Auch bei Mehrfamilienhäusern in der Schweiz bietet die Eigenverbrauchsoptimierung grosses Potenzial. Im Rahmen eines ZEV (Zusammenschluss zum Eigenverbrauch) können Mieter und Eigentümer gemeinsam vom Solarstrom profitieren. Die Abrechnung erfolgt über Smart Meter, und der Solarstrom wird typischerweise zu einem Preis zwischen dem Einspeise- und dem Netzbezugstarif abgerechnet. Kantone wie Zürich, Bern und Luzern fördern solche Gemeinschaftslösungen aktiv. Die Eigenverbrauchsquote in einem MFH mit sechs bis acht Parteien liegt typischerweise bei 40 bis 55 Prozent, da sich die Verbrauchsprofile der verschiedenen Haushalte ergänzen.

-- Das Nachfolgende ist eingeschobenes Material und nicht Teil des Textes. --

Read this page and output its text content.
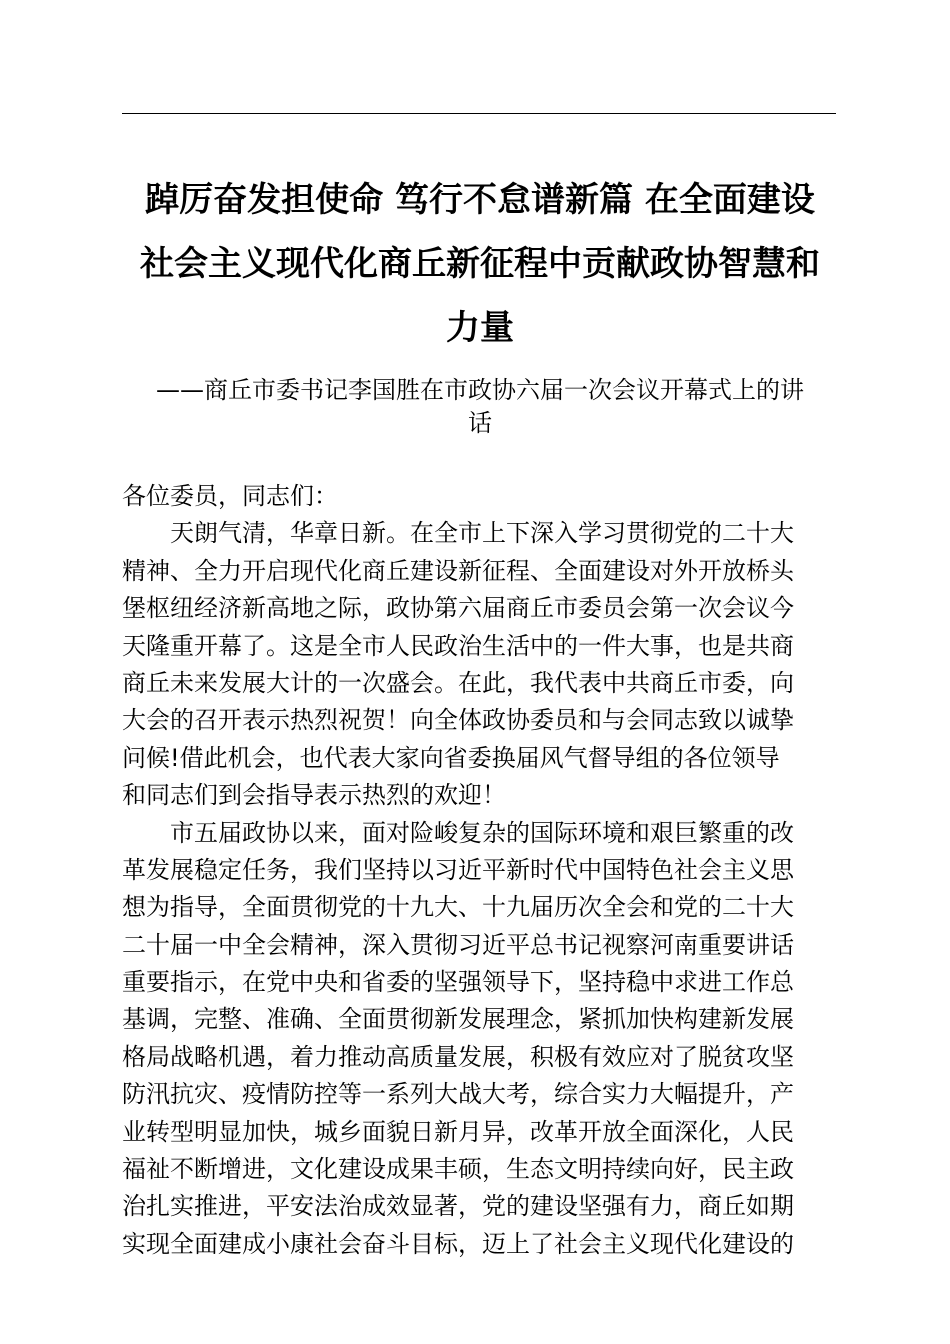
踔厉奋发担使命 笃行不怠谱新篇 在全面建设
社会主义现代化商丘新征程中贡献政协智慧和
力量
——商丘市委书记李国胜在市政协六届一次会议开幕式上的讲
话
各位委员，同志们：
天朗气清，华章日新。在全市上下深入学习贯彻党的二十大
精神、全力开启现代化商丘建设新征程、全面建设对外开放桥头
堡枢纽经济新高地之际，政协第六届商丘市委员会第一次会议今
天隆重开幕了。这是全市人民政治生活中的一件大事，也是共商
商丘未来发展大计的一次盛会。在此，我代表中共商丘市委，向
大会的召开表示热烈祝贺！向全体政协委员和与会同志致以诚挚
问候!借此机会，也代表大家向省委换届风气督导组的各位领导
和同志们到会指导表示热烈的欢迎！
市五届政协以来，面对险峻复杂的国际环境和艰巨繁重的改
革发展稳定任务，我们坚持以习近平新时代中国特色社会主义思
想为指导，全面贯彻党的十九大、十九届历次全会和党的二十大
二十届一中全会精神，深入贯彻习近平总书记视察河南重要讲话
重要指示，在党中央和省委的坚强领导下，坚持稳中求进工作总
基调，完整、准确、全面贯彻新发展理念，紧抓加快构建新发展
格局战略机遇，着力推动高质量发展，积极有效应对了脱贫攻坚
防汛抗灾、疫情防控等一系列大战大考，综合实力大幅提升，产
业转型明显加快，城乡面貌日新月异，改革开放全面深化，人民
福祉不断增进，文化建设成果丰硕，生态文明持续向好，民主政
治扎实推进，平安法治成效显著，党的建设坚强有力，商丘如期
实现全面建成小康社会奋斗目标，迈上了社会主义现代化建设的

Für eine realistische Planung empfiehlt es sich, den eigenen Verbrauch über mindestens drei Monate mit einem Smart Meter zu messen, bevor die Solaranlage dimensioniert wird. Viele Schweizer Installateure bieten eine kostenlose Verbrauchsanalyse an. Dabei werden die Lastprofile ausgewertet und massgeschneiderte Empfehlungen für die Anlagengrösse und Optimierungsstrategie erstellt.